A new survey of UK businesses with fewer than 500 employees, conducted by Computing magazine, found widespread use of cloud services was helping them "punch their weight" against larger competitors. One thing this shows is just how quickly a sector can move toward a new technology, if the timing and conditions are right.
Back in April 2011, the UK midtier seemed to lag behind European peers when it came to migrating services to cloud platforms. Based on a review by VMWare, The Telegraph reported:
On average 60pc of SMEs had adopted some internet-based IT compared to only 48pc in the UK.The most common service used by SMEs was storing data remotely rather than on the office server or PC hard drives. Email and office software, like word processing and spreadsheets, were the most common software applications to be accessed from the cloud rather than installed directly.

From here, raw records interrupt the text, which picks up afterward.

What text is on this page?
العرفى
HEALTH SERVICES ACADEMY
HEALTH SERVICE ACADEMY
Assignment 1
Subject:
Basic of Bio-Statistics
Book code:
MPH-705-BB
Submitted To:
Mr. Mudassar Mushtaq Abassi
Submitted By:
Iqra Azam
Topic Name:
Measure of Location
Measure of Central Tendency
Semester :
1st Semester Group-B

Reluctance seems to have been based on a perception that IT vendors were pushing hard to sell cloud solutions that were at an early stage of development and not yet competitively priced.

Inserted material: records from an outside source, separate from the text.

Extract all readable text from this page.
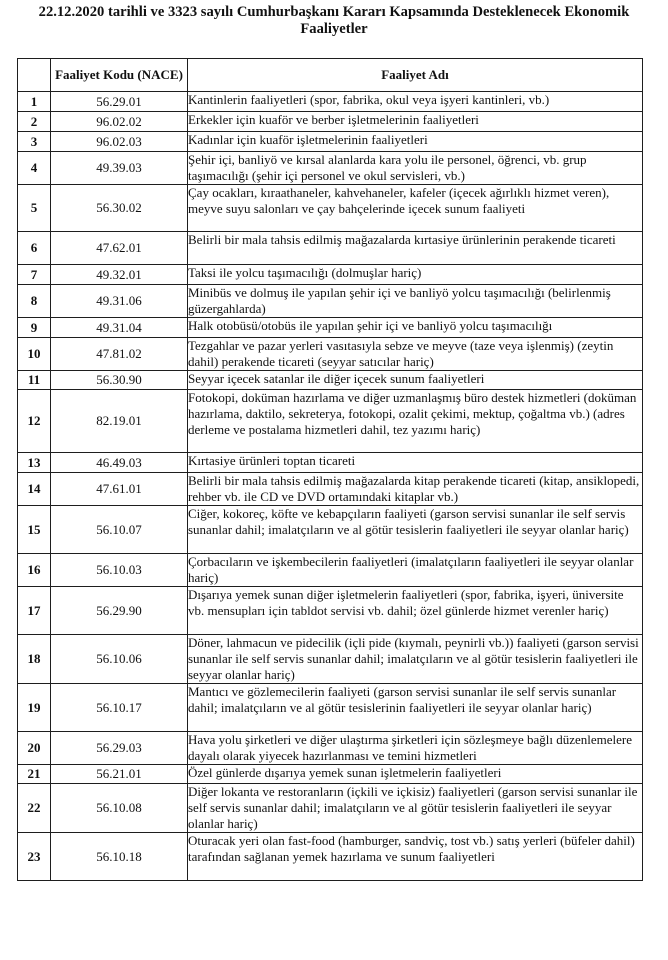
22.12.2020 tarihli ve 3323 sayılı Cumhurbaşkanı Kararı Kapsamında Desteklenecek Ekonomik Faaliyetler
	Faaliyet Kodu (NACE)	Faaliyet Adı
1	56.29.01	Kantinlerin faaliyetleri (spor, fabrika, okul veya işyeri kantinleri, vb.)
2	96.02.02	Erkekler için kuaför ve berber işletmelerinin faaliyetleri
3	96.02.03	Kadınlar için kuaför işletmelerinin faaliyetleri
4	49.39.03	Şehir içi, banliyö ve kırsal alanlarda kara yolu ile personel, öğrenci, vb. grup taşımacılığı (şehir içi personel ve okul servisleri, vb.)
5	56.30.02	Çay ocakları, kıraathaneler, kahvehaneler, kafeler (içecek ağırlıklı hizmet veren), meyve suyu salonları ve çay bahçelerinde içecek sunum faaliyeti
6	47.62.01	Belirli bir mala tahsis edilmiş mağazalarda kırtasiye ürünlerinin perakende ticareti
7	49.32.01	Taksi ile yolcu taşımacılığı (dolmuşlar hariç)
8	49.31.06	Minibüs ve dolmuş ile yapılan şehir içi ve banliyö yolcu taşımacılığı (belirlenmiş güzergahlarda)
9	49.31.04	Halk otobüsü/otobüs ile yapılan şehir içi ve banliyö yolcu taşımacılığı
10	47.81.02	Tezgahlar ve pazar yerleri vasıtasıyla sebze ve meyve (taze veya işlenmiş) (zeytin dahil) perakende ticareti (seyyar satıcılar hariç)
11	56.30.90	Seyyar içecek satanlar ile diğer içecek sunum faaliyetleri
12	82.19.01	Fotokopi, doküman hazırlama ve diğer uzmanlaşmış büro destek hizmetleri (doküman hazırlama, daktilo, sekreterya, fotokopi, ozalit çekimi, mektup, çoğaltma vb.) (adres derleme ve postalama hizmetleri dahil, tez yazımı hariç)
13	46.49.03	Kırtasiye ürünleri toptan ticareti
14	47.61.01	Belirli bir mala tahsis edilmiş mağazalarda kitap perakende ticareti (kitap, ansiklopedi, rehber vb. ile CD ve DVD ortamındaki kitaplar vb.)
15	56.10.07	Ciğer, kokoreç, köfte ve kebapçıların faaliyeti (garson servisi sunanlar ile self servis sunanlar dahil; imalatçıların ve al götür tesislerin faaliyetleri ile seyyar olanlar hariç)
16	56.10.03	Çorbacıların ve işkembecilerin faaliyetleri (imalatçıların faaliyetleri ile seyyar olanlar hariç)
17	56.29.90	Dışarıya yemek sunan diğer işletmelerin faaliyetleri (spor, fabrika, işyeri, üniversite vb. mensupları için tabldot servisi vb. dahil; özel günlerde hizmet verenler hariç)
18	56.10.06	Döner, lahmacun ve pidecilik (içli pide (kıymalı, peynirli vb.)) faaliyeti (garson servisi sunanlar ile self servis sunanlar dahil; imalatçıların ve al götür tesislerin faaliyetleri ile seyyar olanlar hariç)
19	56.10.17	Mantıcı ve gözlemecilerin faaliyeti (garson servisi sunanlar ile self servis sunanlar dahil; imalatçıların ve al götür tesislerinin faaliyetleri ile seyyar olanlar hariç)
20	56.29.03	Hava yolu şirketleri ve diğer ulaştırma şirketleri için sözleşmeye bağlı düzenlemelere dayalı olarak yiyecek hazırlanması ve temini hizmetleri
21	56.21.01	Özel günlerde dışarıya yemek sunan işletmelerin faaliyetleri
22	56.10.08	Diğer lokanta ve restoranların (içkili ve içkisiz) faaliyetleri (garson servisi sunanlar ile self servis sunanlar dahil; imalatçıların ve al götür tesislerin faaliyetleri ile seyyar olanlar hariç)
23	56.10.18	Oturacak yeri olan fast-food (hamburger, sandviç, tost vb.) satış yerleri (büfeler dahil) tarafından sağlanan yemek hazırlama ve sunum faaliyetleri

In October 2011, some analysts predicted that cloud uptake by the UK midmarket was set to "explode." While hopes of an explosion may have been hyperbolic, there were signs this prediction was on the right track: "Right now around 18 percent of UK SMEs use cloud solutions, but a further 30 percent plan to implement them over the next year."

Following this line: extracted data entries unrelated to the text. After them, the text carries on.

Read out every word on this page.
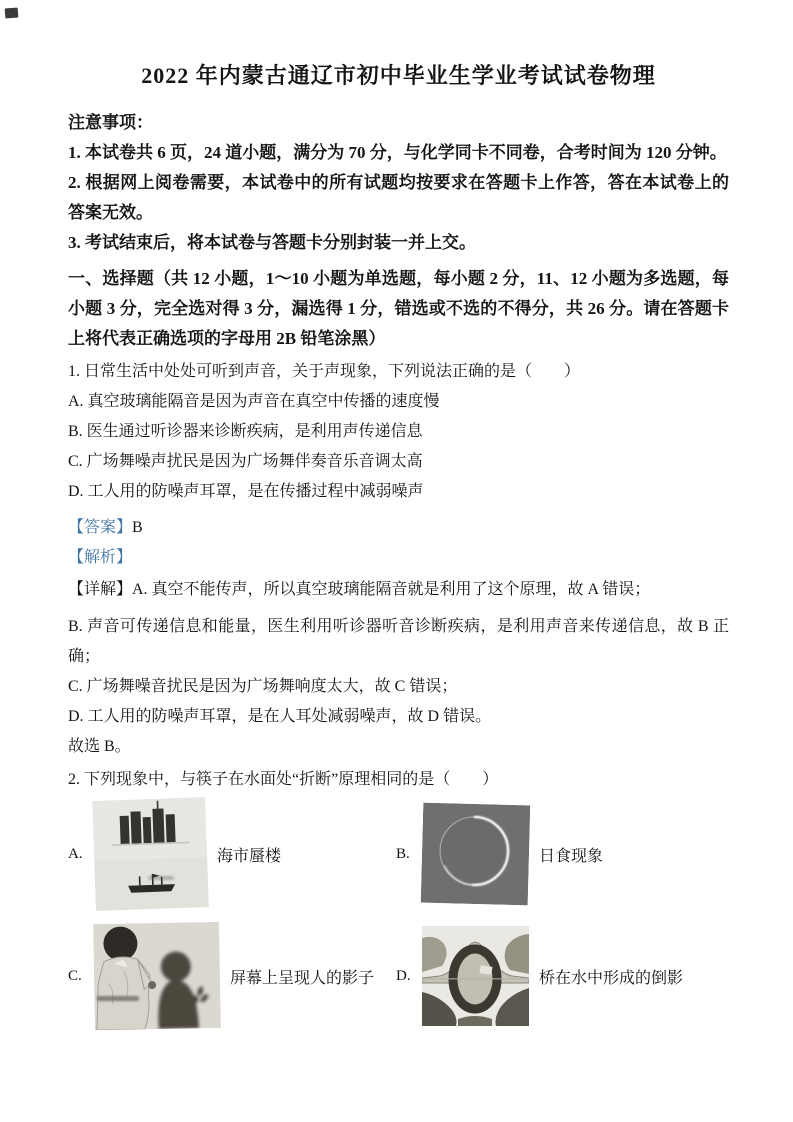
2022 年内蒙古通辽市初中毕业生学业考试试卷物理

注意事项：

1. 本试卷共 6 页，24 道小题，满分为 70 分，与化学同卡不同卷，合考时间为 120 分钟。

2. 根据网上阅卷需要，本试卷中的所有试题均按要求在答题卡上作答，答在本试卷上的答案无效。

3. 考试结束后，将本试卷与答题卡分别封装一并上交。

一、选择题（共 12 小题，1～10 小题为单选题，每小题 2 分，11、12 小题为多选题，每小题 3 分，完全选对得 3 分，漏选得 1 分，错选或不选的不得分，共 26 分。请在答题卡上将代表正确选项的字母用 2B 铅笔涂黑）

1. 日常生活中处处可听到声音，关于声现象，下列说法正确的是（　　）

A. 真空玻璃能隔音是因为声音在真空中传播的速度慢

B. 医生通过听诊器来诊断疾病，是利用声传递信息

C. 广场舞噪声扰民是因为广场舞伴奏音乐音调太高

D. 工人用的防噪声耳罩，是在传播过程中减弱噪声

【答案】B

【解析】

【详解】A. 真空不能传声，所以真空玻璃能隔音就是利用了这个原理，故 A 错误；

B. 声音可传递信息和能量，医生利用听诊器听音诊断疾病，是利用声音来传递信息，故 B 正确；

C. 广场舞噪音扰民是因为广场舞响度太大，故 C 错误；

D. 工人用的防噪声耳罩，是在人耳处减弱噪声，故 D 错误。

故选 B。

2. 下列现象中，与筷子在水面处“折断”原理相同的是（　　）

A.	海市蜃楼	B.	日食现象
C.	屏幕上呈现人的影子 D.	桥在水中形成的倒影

The Computing magazine survey shows that 49 percent of SMEs have implemented cloud solutions, or have implementation actually underway, while a further 26 percent are considering this route. The implication is that, another year from now, more than 70 percent of smaller enterprises in the UK are likely to have coopted cloud computing for at least some of their operations and services.
That's a healthy figure, especially for a sector, which only 18 months ago could be described as "lagging."
One benefit of cloud migration is an expanded market. Computing reports:
Like the internet before it, cloud computing is giving small firms access to markets that would otherwise be out of their reach. For example, cloud providers are generally certified for security (eg ISO 27001), a key box-ticking requirement for many potential large customers and a qualification that the SME itself may not be in any position to obtain.
The trend seems to have been for smaller companies to make use of public cloud services, like those offered by Microsoft and Amazon. Cloud-based CRM systems are also proving popular.
Europe as a whole has been trailing the US in terms of enterprise cloud adoption, but the positive trend now seems clear, especially with the UK finally on board. And with more than 20 million SMEs in Europe, that's good news for cloud service providers.